76 これからが本番だ
運良くというか、愛優ちゃんとの計画通り、オレと兄貴は涼風姉妹と愛優ちゃんお薦めのカフェで会うことができた。
偶然の出会いに兄貴も優希さんも嬉しそうだ。
たわいない話でも、4人で過ごす時間は楽しくて。
このままずっとこれからもこんな時間が続くんじゃないかと錯覚してしまうほどだ。
先日、兄貴は自分の本心を隠して、大好きな優希さんの夢を応援したいと笑顔で言った。
オレは兄貴の気持ちを尊重したいし、応援したいと思っている。もちろんそんな兄貴を尊敬もしている。
だけど、ふと思ったんだ。優希さんはどう思っているのだろうかって。
そして愛優ちゃんに聞いてみると、『女子の立場から言うと、夢を追いかけたい気持ちはすごくあるし、実現したい。でも、好きなひとには引き留めてもらいたい気持ちもある』との答え。

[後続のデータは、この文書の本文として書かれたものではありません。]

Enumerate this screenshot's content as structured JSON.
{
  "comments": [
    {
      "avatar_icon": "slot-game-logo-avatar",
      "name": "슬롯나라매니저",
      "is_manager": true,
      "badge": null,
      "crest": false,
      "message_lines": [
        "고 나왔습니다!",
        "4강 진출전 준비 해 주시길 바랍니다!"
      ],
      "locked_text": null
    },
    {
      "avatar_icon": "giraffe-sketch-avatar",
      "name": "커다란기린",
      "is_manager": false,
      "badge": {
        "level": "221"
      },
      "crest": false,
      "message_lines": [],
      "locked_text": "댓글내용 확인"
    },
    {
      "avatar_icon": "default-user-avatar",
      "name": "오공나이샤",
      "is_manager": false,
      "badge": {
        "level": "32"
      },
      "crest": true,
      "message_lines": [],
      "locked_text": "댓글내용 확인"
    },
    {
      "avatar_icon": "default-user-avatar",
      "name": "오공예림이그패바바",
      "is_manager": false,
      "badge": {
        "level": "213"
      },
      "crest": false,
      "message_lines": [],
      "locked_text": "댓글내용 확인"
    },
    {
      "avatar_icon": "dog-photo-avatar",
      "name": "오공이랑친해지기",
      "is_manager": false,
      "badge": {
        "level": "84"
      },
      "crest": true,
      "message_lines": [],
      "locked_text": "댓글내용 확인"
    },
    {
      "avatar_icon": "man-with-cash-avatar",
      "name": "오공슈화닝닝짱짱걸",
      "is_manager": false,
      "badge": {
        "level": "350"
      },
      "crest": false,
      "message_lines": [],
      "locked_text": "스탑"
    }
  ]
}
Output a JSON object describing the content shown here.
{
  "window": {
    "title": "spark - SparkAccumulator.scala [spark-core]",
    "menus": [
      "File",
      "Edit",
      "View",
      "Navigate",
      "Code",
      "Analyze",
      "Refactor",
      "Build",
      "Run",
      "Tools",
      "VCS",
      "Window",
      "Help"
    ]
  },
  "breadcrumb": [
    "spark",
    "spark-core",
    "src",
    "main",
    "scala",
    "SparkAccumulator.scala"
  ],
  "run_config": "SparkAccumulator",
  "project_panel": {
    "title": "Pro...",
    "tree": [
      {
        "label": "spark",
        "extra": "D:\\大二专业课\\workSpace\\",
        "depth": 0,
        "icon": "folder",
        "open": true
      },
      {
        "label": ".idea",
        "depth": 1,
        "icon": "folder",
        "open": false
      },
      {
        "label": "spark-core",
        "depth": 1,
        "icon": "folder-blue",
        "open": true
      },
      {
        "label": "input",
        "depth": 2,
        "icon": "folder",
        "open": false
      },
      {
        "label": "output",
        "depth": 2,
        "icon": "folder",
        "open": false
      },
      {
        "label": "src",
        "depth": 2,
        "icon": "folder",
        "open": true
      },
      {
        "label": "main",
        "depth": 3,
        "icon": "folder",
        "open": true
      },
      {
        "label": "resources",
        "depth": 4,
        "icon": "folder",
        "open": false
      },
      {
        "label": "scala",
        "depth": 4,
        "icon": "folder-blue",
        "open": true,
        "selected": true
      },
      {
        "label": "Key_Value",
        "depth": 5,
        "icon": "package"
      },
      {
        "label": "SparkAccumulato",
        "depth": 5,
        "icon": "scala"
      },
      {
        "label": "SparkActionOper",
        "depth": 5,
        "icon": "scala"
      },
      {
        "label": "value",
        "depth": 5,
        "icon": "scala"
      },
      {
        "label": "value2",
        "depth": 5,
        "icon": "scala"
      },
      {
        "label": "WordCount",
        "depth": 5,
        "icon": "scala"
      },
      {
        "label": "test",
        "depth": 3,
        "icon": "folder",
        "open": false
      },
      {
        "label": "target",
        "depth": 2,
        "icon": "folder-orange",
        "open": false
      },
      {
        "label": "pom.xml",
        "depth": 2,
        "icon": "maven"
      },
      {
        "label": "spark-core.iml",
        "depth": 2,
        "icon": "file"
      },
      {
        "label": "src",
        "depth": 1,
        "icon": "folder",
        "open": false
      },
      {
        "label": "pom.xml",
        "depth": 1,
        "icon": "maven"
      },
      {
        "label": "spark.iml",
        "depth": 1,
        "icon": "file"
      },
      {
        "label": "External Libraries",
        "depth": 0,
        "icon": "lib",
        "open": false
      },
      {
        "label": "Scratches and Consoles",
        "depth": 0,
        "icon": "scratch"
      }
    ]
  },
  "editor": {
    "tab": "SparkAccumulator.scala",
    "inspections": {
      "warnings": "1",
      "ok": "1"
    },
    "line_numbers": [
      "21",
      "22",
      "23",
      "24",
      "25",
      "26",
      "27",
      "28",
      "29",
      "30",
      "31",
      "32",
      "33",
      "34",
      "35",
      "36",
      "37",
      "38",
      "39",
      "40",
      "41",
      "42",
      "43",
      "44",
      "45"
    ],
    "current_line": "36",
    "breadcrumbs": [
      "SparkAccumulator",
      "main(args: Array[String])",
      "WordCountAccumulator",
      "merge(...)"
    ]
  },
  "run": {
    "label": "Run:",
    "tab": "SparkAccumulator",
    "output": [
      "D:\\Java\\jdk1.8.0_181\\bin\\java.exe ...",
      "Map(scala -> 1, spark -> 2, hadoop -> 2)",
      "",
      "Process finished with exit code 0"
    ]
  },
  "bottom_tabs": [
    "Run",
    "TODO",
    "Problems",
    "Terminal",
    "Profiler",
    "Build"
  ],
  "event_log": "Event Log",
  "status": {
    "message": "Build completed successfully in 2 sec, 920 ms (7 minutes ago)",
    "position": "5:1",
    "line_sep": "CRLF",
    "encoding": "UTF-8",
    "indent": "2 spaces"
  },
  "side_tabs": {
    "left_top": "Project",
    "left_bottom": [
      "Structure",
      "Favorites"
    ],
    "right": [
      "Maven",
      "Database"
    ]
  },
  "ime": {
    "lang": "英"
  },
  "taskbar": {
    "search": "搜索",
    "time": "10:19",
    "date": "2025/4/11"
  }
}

きっと兄貴のことだから優希さんの夢を応援することを優先して、自分の気持ちに蓋をしているのだろうと考えたオレは、みんなでワイワイと会話しながら、優希さんの本心を兄貴にそれとなく伝えたいと考えた。
これまでのところは順調に進んでいる。
まずお互いの近況から話は始まり、優希さんの留学の話になった。
引っ越しの準備は進んでいるかとか、アメリカのどのあたりなのか、とか。
それからオレは意を決して言ったんだ。
「優希さんはもし兄貴が引き留めたら、どう思うの?」
一瞬、場の雰囲気が凍ったように感じたけれど、それは仕方ない。
聞きにくいことを聞いているのだから、答えにくくて当然だし。
だけど優希さんは笑顔で応えてくれた。
「そりゃあ引き留められれば嬉しいわよ」
やっぱりそうだったのか。
男には解りづらい乙女心。愛優ちゃんの察し通りだな。
「え、そうなのか?」
兄貴には優希さんの返事が意外だったのか、眉をハの字にして聞き返している。
「まあね」
優希さんは、ふふふと笑みを零す。
「だよねー」
と愛優ちゃんとオレは同意した。
次に兄貴がどう言うかが問題だな。
引き留めるのか否か。
「俺が……」
兄貴の言葉に皆が注目して続きを待った。
「俺が引き留めたら、優希さんは留学を止めるのか?」
オレはゴクリと唾を飲んだ。
「え」
僅かな声量で発して、優希さんの表情がみるみるうちに曇っていく。
「俺がアメリカに行くなと引き留めたら、優希さんは夢を諦めるのか?」
兄貴の真剣な眼差しに、抑えた声色に、場に一気に緊張が走る。
優希さんはどう答えるのか。
そしてその答えを聞いて、兄貴はなにを思い、どう応えるのだろう。
重苦しい雰囲気の中、オレがこの場で皆を引き合わせたのが間違いなのか、と不安が過る。